Obrigada pelos peixes!

quarta-feira, 7 de fevereiro de 2018

Estou quase lá

Essa semana, meu querido governador R. anunciou a posse de 632 professores. Aguardo a minha vez. Esterei na próxima listagem. Ficarei livre dessa prisão, que os meus pares chamam "trabalho". Estou cansada. Mentalmente. Fisicamente. Emocionalmente. Quero dormir, não mais para esquecer, mas para criar um outro universo em que Ag.nes seja Outra, também. Meus pés seguem o ritmo imposto, minha mente se silencia e obedece melhor, mas há algo que reluta, que faz retardar o gesto por alguns segundos. A esse algo ergo  taça e faço o brinde. Em minha mesa, Charlie Brown me faz companhia, doce lembrança de B. e dele escuto "ai, esse cachorro me lambeu!" ou "cabeção" e, por instantes sou transportada a outros lugares em tempos de felicidade desmedida, ao lado de B. Meu desejo de fuga aprofunda em mim suas raízes e já começo a pressentir as asas despontarem timidamente. Que a Ag.nes do futuro saiba voar antes de morrer soterrada na lama da medíocre idade. A dor de cabeça já faz parte do cotidiano e, entre remédios e soros, cozinho do que as expectativas comem.
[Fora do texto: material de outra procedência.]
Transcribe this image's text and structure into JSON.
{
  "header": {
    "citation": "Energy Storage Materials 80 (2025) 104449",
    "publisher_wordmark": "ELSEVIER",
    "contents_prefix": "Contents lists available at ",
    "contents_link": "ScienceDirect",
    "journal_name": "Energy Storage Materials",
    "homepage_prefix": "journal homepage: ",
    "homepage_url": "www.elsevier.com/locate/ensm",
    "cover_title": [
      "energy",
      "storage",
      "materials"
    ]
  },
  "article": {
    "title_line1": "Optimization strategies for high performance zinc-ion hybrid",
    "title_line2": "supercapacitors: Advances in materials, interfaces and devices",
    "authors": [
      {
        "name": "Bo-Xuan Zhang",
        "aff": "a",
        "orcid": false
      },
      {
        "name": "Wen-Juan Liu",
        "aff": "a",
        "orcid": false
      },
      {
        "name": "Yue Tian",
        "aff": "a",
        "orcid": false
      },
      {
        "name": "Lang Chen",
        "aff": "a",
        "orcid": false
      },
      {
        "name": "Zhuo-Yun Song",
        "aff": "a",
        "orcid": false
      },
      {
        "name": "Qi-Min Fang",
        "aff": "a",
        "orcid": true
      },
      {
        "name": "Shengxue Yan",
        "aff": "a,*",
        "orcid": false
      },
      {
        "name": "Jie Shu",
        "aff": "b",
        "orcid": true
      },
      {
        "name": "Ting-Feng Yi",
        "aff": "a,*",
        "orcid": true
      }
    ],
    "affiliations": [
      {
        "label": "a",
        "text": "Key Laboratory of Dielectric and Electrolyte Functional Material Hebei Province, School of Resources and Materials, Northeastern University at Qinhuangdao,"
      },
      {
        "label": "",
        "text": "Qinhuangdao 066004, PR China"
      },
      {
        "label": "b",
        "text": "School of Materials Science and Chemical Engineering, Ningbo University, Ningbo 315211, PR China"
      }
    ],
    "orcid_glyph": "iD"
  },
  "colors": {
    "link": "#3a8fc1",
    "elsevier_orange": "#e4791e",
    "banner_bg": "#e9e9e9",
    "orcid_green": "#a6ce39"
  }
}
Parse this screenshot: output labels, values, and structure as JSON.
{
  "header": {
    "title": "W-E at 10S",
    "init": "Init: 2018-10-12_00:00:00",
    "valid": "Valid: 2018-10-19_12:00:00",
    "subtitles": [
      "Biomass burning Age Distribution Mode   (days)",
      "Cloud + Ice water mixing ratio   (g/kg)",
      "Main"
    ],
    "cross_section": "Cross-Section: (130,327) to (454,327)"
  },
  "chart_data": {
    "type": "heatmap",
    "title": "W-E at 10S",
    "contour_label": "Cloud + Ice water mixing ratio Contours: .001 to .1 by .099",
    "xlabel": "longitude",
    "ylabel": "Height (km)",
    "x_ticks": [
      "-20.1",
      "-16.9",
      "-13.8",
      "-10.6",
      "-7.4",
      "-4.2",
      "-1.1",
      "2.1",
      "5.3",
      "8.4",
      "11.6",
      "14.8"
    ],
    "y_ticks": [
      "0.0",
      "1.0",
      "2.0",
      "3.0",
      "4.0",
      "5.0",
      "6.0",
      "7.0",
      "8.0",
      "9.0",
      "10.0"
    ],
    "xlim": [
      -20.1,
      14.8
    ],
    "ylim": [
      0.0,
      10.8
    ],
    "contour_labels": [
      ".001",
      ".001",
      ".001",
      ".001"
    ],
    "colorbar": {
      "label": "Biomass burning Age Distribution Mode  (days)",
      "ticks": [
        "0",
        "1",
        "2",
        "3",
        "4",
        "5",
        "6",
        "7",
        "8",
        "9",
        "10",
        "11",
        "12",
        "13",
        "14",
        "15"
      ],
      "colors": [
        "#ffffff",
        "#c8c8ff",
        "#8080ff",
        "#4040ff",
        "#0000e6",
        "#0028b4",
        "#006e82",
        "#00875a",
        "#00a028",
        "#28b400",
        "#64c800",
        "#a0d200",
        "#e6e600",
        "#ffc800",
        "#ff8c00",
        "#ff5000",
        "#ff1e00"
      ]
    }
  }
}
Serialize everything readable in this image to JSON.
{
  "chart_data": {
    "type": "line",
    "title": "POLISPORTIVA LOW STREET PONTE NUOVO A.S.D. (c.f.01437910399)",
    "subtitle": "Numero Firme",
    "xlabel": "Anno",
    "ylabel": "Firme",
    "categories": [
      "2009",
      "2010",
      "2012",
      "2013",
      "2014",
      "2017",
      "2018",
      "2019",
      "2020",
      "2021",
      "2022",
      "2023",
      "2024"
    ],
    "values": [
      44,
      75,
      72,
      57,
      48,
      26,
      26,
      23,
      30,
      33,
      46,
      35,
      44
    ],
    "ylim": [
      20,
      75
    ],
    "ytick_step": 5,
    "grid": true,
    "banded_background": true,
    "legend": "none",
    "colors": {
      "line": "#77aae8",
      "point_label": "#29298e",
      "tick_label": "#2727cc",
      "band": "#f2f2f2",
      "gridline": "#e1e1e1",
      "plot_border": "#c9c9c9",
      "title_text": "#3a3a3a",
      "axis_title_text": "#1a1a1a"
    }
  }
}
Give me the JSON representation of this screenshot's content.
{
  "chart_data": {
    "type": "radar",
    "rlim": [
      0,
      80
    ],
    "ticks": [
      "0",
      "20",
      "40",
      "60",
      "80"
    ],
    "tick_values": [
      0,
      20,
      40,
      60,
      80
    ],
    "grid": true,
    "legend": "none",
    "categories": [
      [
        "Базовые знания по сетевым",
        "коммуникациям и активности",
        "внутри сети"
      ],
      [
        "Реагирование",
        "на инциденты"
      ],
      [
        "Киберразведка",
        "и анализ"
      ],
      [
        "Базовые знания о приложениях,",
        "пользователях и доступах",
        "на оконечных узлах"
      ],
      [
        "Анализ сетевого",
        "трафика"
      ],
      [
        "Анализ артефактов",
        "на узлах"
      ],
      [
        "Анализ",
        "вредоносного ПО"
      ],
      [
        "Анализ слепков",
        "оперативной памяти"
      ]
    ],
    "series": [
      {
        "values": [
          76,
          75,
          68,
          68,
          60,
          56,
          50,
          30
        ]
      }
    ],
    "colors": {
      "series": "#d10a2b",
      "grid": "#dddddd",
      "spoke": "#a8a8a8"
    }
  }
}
O algo dentro de mim me questiona ininterruptamente "já posso ir embora?". Seguro suas frágeis mãos e as lágrimas me regam enquanto lhe digo que ainda não. Suplico para que ele aguente mais um pouco. Vou ao banheiro, lavo o rosto, retoco a maquiagem e, por fim, ensaio o sorriso que usarei ao longo do dia. Quero Diu ou alguém em que em possa deixa algo sair de verdadeiro, nem que seja o silêncio. Espero que algo não morra enquanto seguro firma as rédeas da vida. Vida esta que passa e eu não saio para brincar com ela. Alterno entre dentro da armadura do trabalho e nua na cama de algum desconhecido. "Truly, you know you don't have to be in love to make love to me".